Facing the increasing number of medical students and the few units available for learning, a Mexican university began using robotic patients to train future doctors. The National Autonomous University of Mexico (UNAM) on Monday opened the “virtual hospital” world’s largest, in which students can practice from birth with a mannequin robot up a shot in the arm of a plastic baby.
The robots are dummies complete with mechanical organs, synthetic blood and mechanical breathing systems. “The increase of medical students in the country has not been proportional to the increase in medical care units,” said Joaquin Lopez Barcena, general secretary of the Faculty of Medicine, UNAM, the largest public university in the country. “This is a very valuable learning opportunity,” he added. The “virtual hospital” which cost about 15 million pesos (about 1.08 million or 1.38 million) – has 24 robotic patients and a software that can simulate illnesses ranging from diabetes to a heart heart.

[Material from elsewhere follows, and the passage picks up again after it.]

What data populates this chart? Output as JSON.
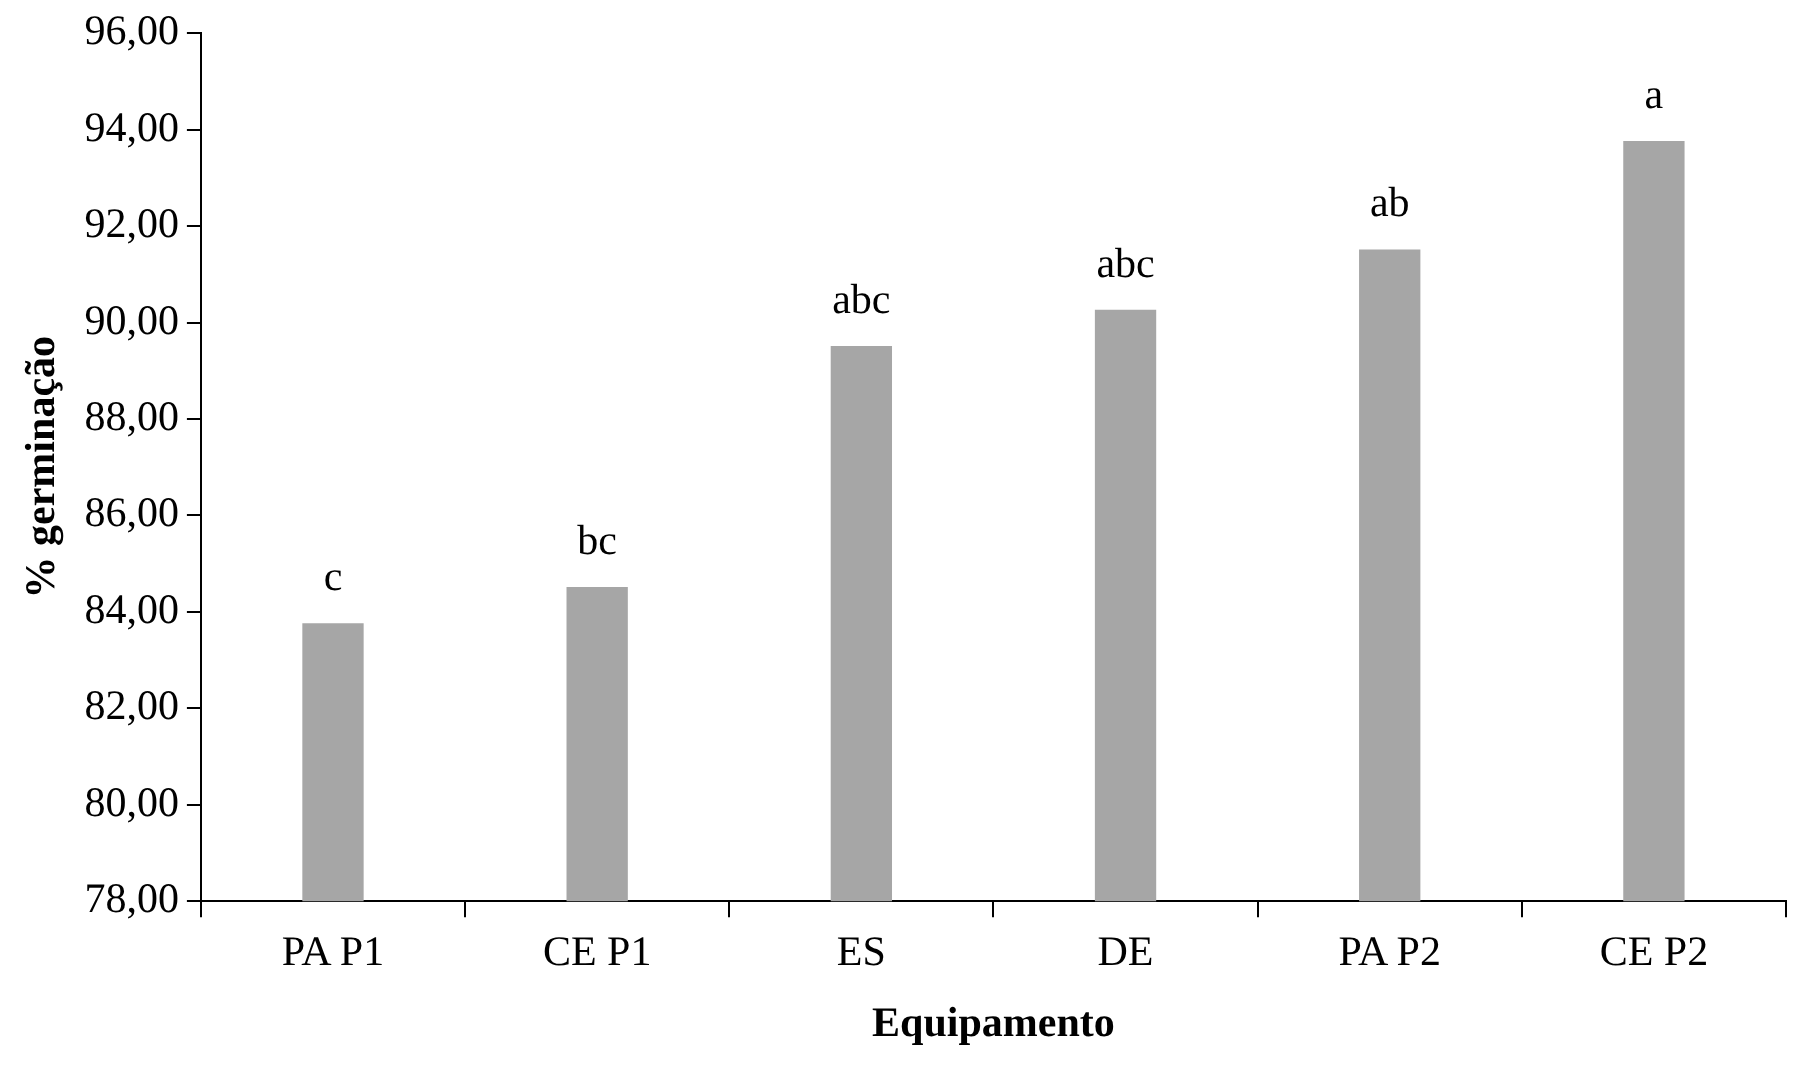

For Paola Mendoza, a freshman of Medicine, the robotic patients peace of mind. “I would feel nervous if it were a real patient,” he said after drawing blood synthetic plastic arm. “With this (dummy) I can practice many times,” he said. With nearly 15,000 students, UNAM has one of the largest medical schools in Latin America. Mexico has this year with more than 70,000 medical students, according to the Mexican Association of Colleges and Schools of Medicine. “Medical schools proliferate everywhere in Mexico,” said Martha Hijar, a researcher at the National Institute of Public Health. “It’s a well-paid career that offers a good status in society, so many come in that field,” he said.